Seksualizacja dzieci w teledyskach Tęczowego Music Boxu nie miała miejsca. Ekspert wyjaśnia
Tęczowy Music Box to program, od którego karierę rozpoczynało wiele gwiazd, w tym Alicja Bachleda-Curuś. O show z lat. 90 stało się głośno za sprawą oskarżeń Krzysztofa Sadowskiego o pedofilię. Pod fragmentami programu czytamy różne opinie internautów na temat wyglądu dziewczynek biorących udział w show. Czy strój i taniec dzieci miały wpływ na to, co się stało?
1. Tęczowy Music Box – afera pedofilska
Prokuratura prowadzi śledztwo w sprawie zgwałcenia dwóch osób poniżej 15. r.ż. przez Krzysztofa Sadowskiego. Oskarżeń wobec domniemanego sprawcy jest coraz więcej – okazuje się, że ofiar mogło być wiele.
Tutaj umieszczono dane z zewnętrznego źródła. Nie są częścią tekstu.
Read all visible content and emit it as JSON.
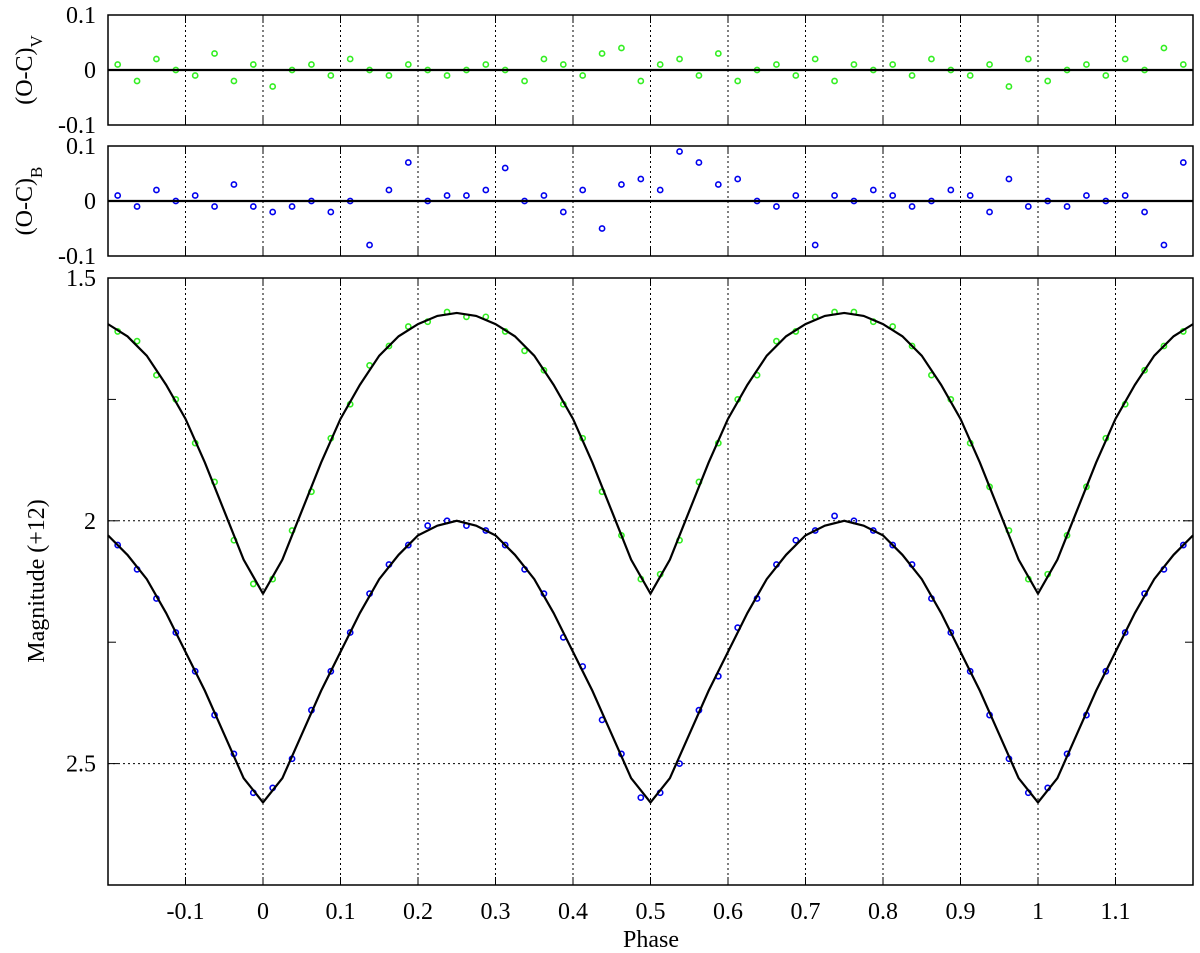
{
  "chart_data": [
    {
      "type": "scatter",
      "ylabel": "(O-C)",
      "ylabel_sub": "V",
      "xlim": [
        -0.2,
        1.2
      ],
      "ylim": [
        -0.1,
        0.1
      ],
      "yticks": [
        -0.1,
        0,
        0.1
      ],
      "xticks": [
        -0.1,
        0,
        0.1,
        0.2,
        0.3,
        0.4,
        0.5,
        0.6,
        0.7,
        0.8,
        0.9,
        1,
        1.1
      ],
      "grid": "x",
      "series": [
        {
          "color": "#33ee22",
          "style": "markers",
          "x": [
            -0.1875,
            -0.1625,
            -0.1375,
            -0.1125,
            -0.0875,
            -0.0625,
            -0.0375,
            -0.0125,
            0.0125,
            0.0375,
            0.0625,
            0.0875,
            0.1125,
            0.1375,
            0.1625,
            0.1875,
            0.2125,
            0.2375,
            0.2625,
            0.2875,
            0.3125,
            0.3375,
            0.3625,
            0.3875,
            0.4125,
            0.4375,
            0.4625,
            0.4875,
            0.5125,
            0.5375,
            0.5625,
            0.5875,
            0.6125,
            0.6375,
            0.6625,
            0.6875,
            0.7125,
            0.7375,
            0.7625,
            0.7875,
            0.8125,
            0.8375,
            0.8625,
            0.8875,
            0.9125,
            0.9375,
            0.9625,
            0.9875,
            1.0125,
            1.0375,
            1.0625,
            1.0875,
            1.1125,
            1.1375,
            1.1625,
            1.1875
          ],
          "values": [
            0.01,
            -0.02,
            0.02,
            0.0,
            -0.01,
            0.03,
            -0.02,
            0.01,
            -0.03,
            0.0,
            0.01,
            -0.01,
            0.02,
            0.0,
            -0.01,
            0.01,
            0.0,
            -0.01,
            0.0,
            0.01,
            0.0,
            -0.02,
            0.02,
            0.01,
            -0.01,
            0.03,
            0.04,
            -0.02,
            0.01,
            0.02,
            -0.01,
            0.03,
            -0.02,
            0.0,
            0.01,
            -0.01,
            0.02,
            -0.02,
            0.01,
            0.0,
            0.01,
            -0.01,
            0.02,
            0.0,
            -0.01,
            0.01,
            -0.03,
            0.02,
            -0.02,
            0.0,
            0.01,
            -0.01,
            0.02,
            0.0,
            0.04,
            0.01
          ]
        },
        {
          "color": "#000000",
          "style": "line",
          "x": [
            -0.2,
            1.2
          ],
          "values": [
            0,
            0
          ]
        }
      ]
    },
    {
      "type": "scatter",
      "ylabel": "(O-C)",
      "ylabel_sub": "B",
      "xlim": [
        -0.2,
        1.2
      ],
      "ylim": [
        -0.1,
        0.1
      ],
      "yticks": [
        -0.1,
        0,
        0.1
      ],
      "xticks": [
        -0.1,
        0,
        0.1,
        0.2,
        0.3,
        0.4,
        0.5,
        0.6,
        0.7,
        0.8,
        0.9,
        1,
        1.1
      ],
      "grid": "x",
      "series": [
        {
          "color": "#0000ee",
          "style": "markers",
          "x": [
            -0.1875,
            -0.1625,
            -0.1375,
            -0.1125,
            -0.0875,
            -0.0625,
            -0.0375,
            -0.0125,
            0.0125,
            0.0375,
            0.0625,
            0.0875,
            0.1125,
            0.1375,
            0.1625,
            0.1875,
            0.2125,
            0.2375,
            0.2625,
            0.2875,
            0.3125,
            0.3375,
            0.3625,
            0.3875,
            0.4125,
            0.4375,
            0.4625,
            0.4875,
            0.5125,
            0.5375,
            0.5625,
            0.5875,
            0.6125,
            0.6375,
            0.6625,
            0.6875,
            0.7125,
            0.7375,
            0.7625,
            0.7875,
            0.8125,
            0.8375,
            0.8625,
            0.8875,
            0.9125,
            0.9375,
            0.9625,
            0.9875,
            1.0125,
            1.0375,
            1.0625,
            1.0875,
            1.1125,
            1.1375,
            1.1625,
            1.1875
          ],
          "values": [
            0.01,
            -0.01,
            0.02,
            0.0,
            0.01,
            -0.01,
            0.03,
            -0.01,
            -0.02,
            -0.01,
            0.0,
            -0.02,
            0.0,
            -0.08,
            0.02,
            0.07,
            0.0,
            0.01,
            0.01,
            0.02,
            0.06,
            0.0,
            0.01,
            -0.02,
            0.02,
            -0.05,
            0.03,
            0.04,
            0.02,
            0.09,
            0.07,
            0.03,
            0.04,
            0.0,
            -0.01,
            0.01,
            -0.08,
            0.01,
            0.0,
            0.02,
            0.01,
            -0.01,
            0.0,
            0.02,
            0.01,
            -0.02,
            0.04,
            -0.01,
            0.0,
            -0.01,
            0.01,
            0.0,
            0.01,
            -0.02,
            -0.08,
            0.07
          ]
        },
        {
          "color": "#000000",
          "style": "line",
          "x": [
            -0.2,
            1.2
          ],
          "values": [
            0,
            0
          ]
        }
      ]
    },
    {
      "type": "scatter",
      "ylabel": "Magnitude (+12)",
      "xlabel": "Phase",
      "xlim": [
        -0.2,
        1.2
      ],
      "ylim": [
        2.75,
        1.5
      ],
      "yticks": [
        1.5,
        2,
        2.5
      ],
      "yminorticks": [
        1.75,
        2.25,
        2.75
      ],
      "xticks": [
        -0.1,
        0,
        0.1,
        0.2,
        0.3,
        0.4,
        0.5,
        0.6,
        0.7,
        0.8,
        0.9,
        1,
        1.1
      ],
      "grid": "both",
      "series": [
        {
          "color": "#33ee22",
          "style": "markers",
          "x": [
            -0.1875,
            -0.1625,
            -0.1375,
            -0.1125,
            -0.0875,
            -0.0625,
            -0.0375,
            -0.0125,
            0.0125,
            0.0375,
            0.0625,
            0.0875,
            0.1125,
            0.1375,
            0.1625,
            0.1875,
            0.2125,
            0.2375,
            0.2625,
            0.2875,
            0.3125,
            0.3375,
            0.3625,
            0.3875,
            0.4125,
            0.4375,
            0.4625,
            0.4875,
            0.5125,
            0.5375,
            0.5625,
            0.5875,
            0.6125,
            0.6375,
            0.6625,
            0.6875,
            0.7125,
            0.7375,
            0.7625,
            0.7875,
            0.8125,
            0.8375,
            0.8625,
            0.8875,
            0.9125,
            0.9375,
            0.9625,
            0.9875,
            1.0125,
            1.0375,
            1.0625,
            1.0875,
            1.1125,
            1.1375,
            1.1625,
            1.1875
          ],
          "values": [
            1.61,
            1.63,
            1.7,
            1.75,
            1.84,
            1.92,
            2.04,
            2.13,
            2.12,
            2.02,
            1.94,
            1.83,
            1.76,
            1.68,
            1.64,
            1.6,
            1.59,
            1.57,
            1.58,
            1.58,
            1.61,
            1.65,
            1.69,
            1.76,
            1.83,
            1.94,
            2.03,
            2.12,
            2.11,
            2.04,
            1.92,
            1.84,
            1.75,
            1.7,
            1.63,
            1.61,
            1.58,
            1.57,
            1.57,
            1.59,
            1.6,
            1.64,
            1.7,
            1.75,
            1.84,
            1.93,
            2.02,
            2.12,
            2.11,
            2.03,
            1.93,
            1.83,
            1.76,
            1.69,
            1.64,
            1.61
          ]
        },
        {
          "color": "#0000ee",
          "style": "markers",
          "x": [
            -0.1875,
            -0.1625,
            -0.1375,
            -0.1125,
            -0.0875,
            -0.0625,
            -0.0375,
            -0.0125,
            0.0125,
            0.0375,
            0.0625,
            0.0875,
            0.1125,
            0.1375,
            0.1625,
            0.1875,
            0.2125,
            0.2375,
            0.2625,
            0.2875,
            0.3125,
            0.3375,
            0.3625,
            0.3875,
            0.4125,
            0.4375,
            0.4625,
            0.4875,
            0.5125,
            0.5375,
            0.5625,
            0.5875,
            0.6125,
            0.6375,
            0.6625,
            0.6875,
            0.7125,
            0.7375,
            0.7625,
            0.7875,
            0.8125,
            0.8375,
            0.8625,
            0.8875,
            0.9125,
            0.9375,
            0.9625,
            0.9875,
            1.0125,
            1.0375,
            1.0625,
            1.0875,
            1.1125,
            1.1375,
            1.1625,
            1.1875
          ],
          "values": [
            2.05,
            2.1,
            2.16,
            2.23,
            2.31,
            2.4,
            2.48,
            2.56,
            2.55,
            2.49,
            2.39,
            2.31,
            2.23,
            2.15,
            2.09,
            2.05,
            2.01,
            2.0,
            2.01,
            2.02,
            2.05,
            2.1,
            2.15,
            2.24,
            2.3,
            2.41,
            2.48,
            2.57,
            2.56,
            2.5,
            2.39,
            2.32,
            2.22,
            2.16,
            2.09,
            2.04,
            2.02,
            1.99,
            2.0,
            2.02,
            2.05,
            2.09,
            2.16,
            2.23,
            2.31,
            2.4,
            2.49,
            2.56,
            2.55,
            2.48,
            2.4,
            2.31,
            2.23,
            2.15,
            2.1,
            2.05
          ]
        },
        {
          "color": "#000000",
          "style": "line",
          "x": [
            -0.2,
            -0.175,
            -0.15,
            -0.125,
            -0.1,
            -0.075,
            -0.05,
            -0.025,
            0,
            0.025,
            0.05,
            0.075,
            0.1,
            0.125,
            0.15,
            0.175,
            0.2,
            0.225,
            0.25,
            0.275,
            0.3,
            0.325,
            0.35,
            0.375,
            0.4,
            0.425,
            0.45,
            0.475,
            0.5,
            0.525,
            0.55,
            0.575,
            0.6,
            0.625,
            0.65,
            0.675,
            0.7,
            0.725,
            0.75,
            0.775,
            0.8,
            0.825,
            0.85,
            0.875,
            0.9,
            0.925,
            0.95,
            0.975,
            1,
            1.025,
            1.05,
            1.075,
            1.1,
            1.125,
            1.15,
            1.175,
            1.2
          ],
          "values": [
            1.595,
            1.62,
            1.66,
            1.72,
            1.79,
            1.88,
            1.98,
            2.08,
            2.15,
            2.08,
            1.98,
            1.88,
            1.79,
            1.72,
            1.66,
            1.62,
            1.595,
            1.578,
            1.572,
            1.578,
            1.595,
            1.62,
            1.66,
            1.72,
            1.79,
            1.88,
            1.98,
            2.08,
            2.15,
            2.08,
            1.98,
            1.88,
            1.79,
            1.72,
            1.66,
            1.62,
            1.595,
            1.578,
            1.572,
            1.578,
            1.595,
            1.62,
            1.66,
            1.72,
            1.79,
            1.88,
            1.98,
            2.08,
            2.15,
            2.08,
            1.98,
            1.88,
            1.79,
            1.72,
            1.66,
            1.62,
            1.595
          ]
        },
        {
          "color": "#000000",
          "style": "line",
          "x": [
            -0.2,
            -0.175,
            -0.15,
            -0.125,
            -0.1,
            -0.075,
            -0.05,
            -0.025,
            0,
            0.025,
            0.05,
            0.075,
            0.1,
            0.125,
            0.15,
            0.175,
            0.2,
            0.225,
            0.25,
            0.275,
            0.3,
            0.325,
            0.35,
            0.375,
            0.4,
            0.425,
            0.45,
            0.475,
            0.5,
            0.525,
            0.55,
            0.575,
            0.6,
            0.625,
            0.65,
            0.675,
            0.7,
            0.725,
            0.75,
            0.775,
            0.8,
            0.825,
            0.85,
            0.875,
            0.9,
            0.925,
            0.95,
            0.975,
            1,
            1.025,
            1.05,
            1.075,
            1.1,
            1.125,
            1.15,
            1.175,
            1.2
          ],
          "values": [
            2.03,
            2.07,
            2.12,
            2.19,
            2.27,
            2.35,
            2.44,
            2.53,
            2.58,
            2.53,
            2.44,
            2.35,
            2.27,
            2.19,
            2.12,
            2.07,
            2.03,
            2.01,
            2.0,
            2.01,
            2.03,
            2.07,
            2.12,
            2.19,
            2.27,
            2.35,
            2.44,
            2.53,
            2.58,
            2.53,
            2.44,
            2.35,
            2.27,
            2.19,
            2.12,
            2.07,
            2.03,
            2.01,
            2.0,
            2.01,
            2.03,
            2.07,
            2.12,
            2.19,
            2.27,
            2.35,
            2.44,
            2.53,
            2.58,
            2.53,
            2.44,
            2.35,
            2.27,
            2.19,
            2.12,
            2.07,
            2.03
          ]
        }
      ]
    }
  ]
}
Sprawa rozwija się dynamicznie. Być może dwie kobiety, które oskarżyły Sadowskiego o gwałt, dodały odwagi pozostałym, które pójdą w ich ślady. Jedno jest pewne - zmowa milczenia została przerwana, a kobiety odważnie mówią o tym, co miało je spotkać.
‘’Niestety, z ogromną przykrością informuję, że nie ma już żadnych wątpliwości. Krzysztof Sadowski, wielka postać polskiego jazzu, wieloletni prezes Polskiego Towarzystwa Jazzowego, współtwórca Tęczowego Music Box, działacz Jazz Jamboree i innych programów, nauczyciel setek, a może i tysięcy dzieci, był pedofilem. Ta sprawa będzie bardzo bolesna dla całego środowiska, które w dużej części wiedziało i kryło pedofilię’’ – napisał na swoim facebookowym profilu Mariusz Zielke, dziennikarz śledczy.
2. Tęczowy Music Box – teledyski ociekające seksem?
Tęczowy Music Box, Fasolki, Dyskoteka Pana Jacka – przywołują miłe wspomnienia z dzieciństwa. Kto z nas nie zasiadał przed telewizorem i nie kibicował młodym gwiazdom polskiego show biznesu. Mogliśmy obserwować rozkwit kariery Alicji Bachledy-Curuś, Joanny Jabłczyńskiej, Moniki Mrozowskiej i Izy Miko.
Przyjrzeliśmy się bliżej teledyskom Tęczowego Music Boxu, gdy zauważyliśmy dyskusję, która ma miejsce pod filmami. Jedni oskarżają produkcję o zły wybór strojów do show, inni rodziców, a niektórzy dzieci. Poprosiliśmy o ich ocenę psychologa seksuologa, Tomasza Brzózkę.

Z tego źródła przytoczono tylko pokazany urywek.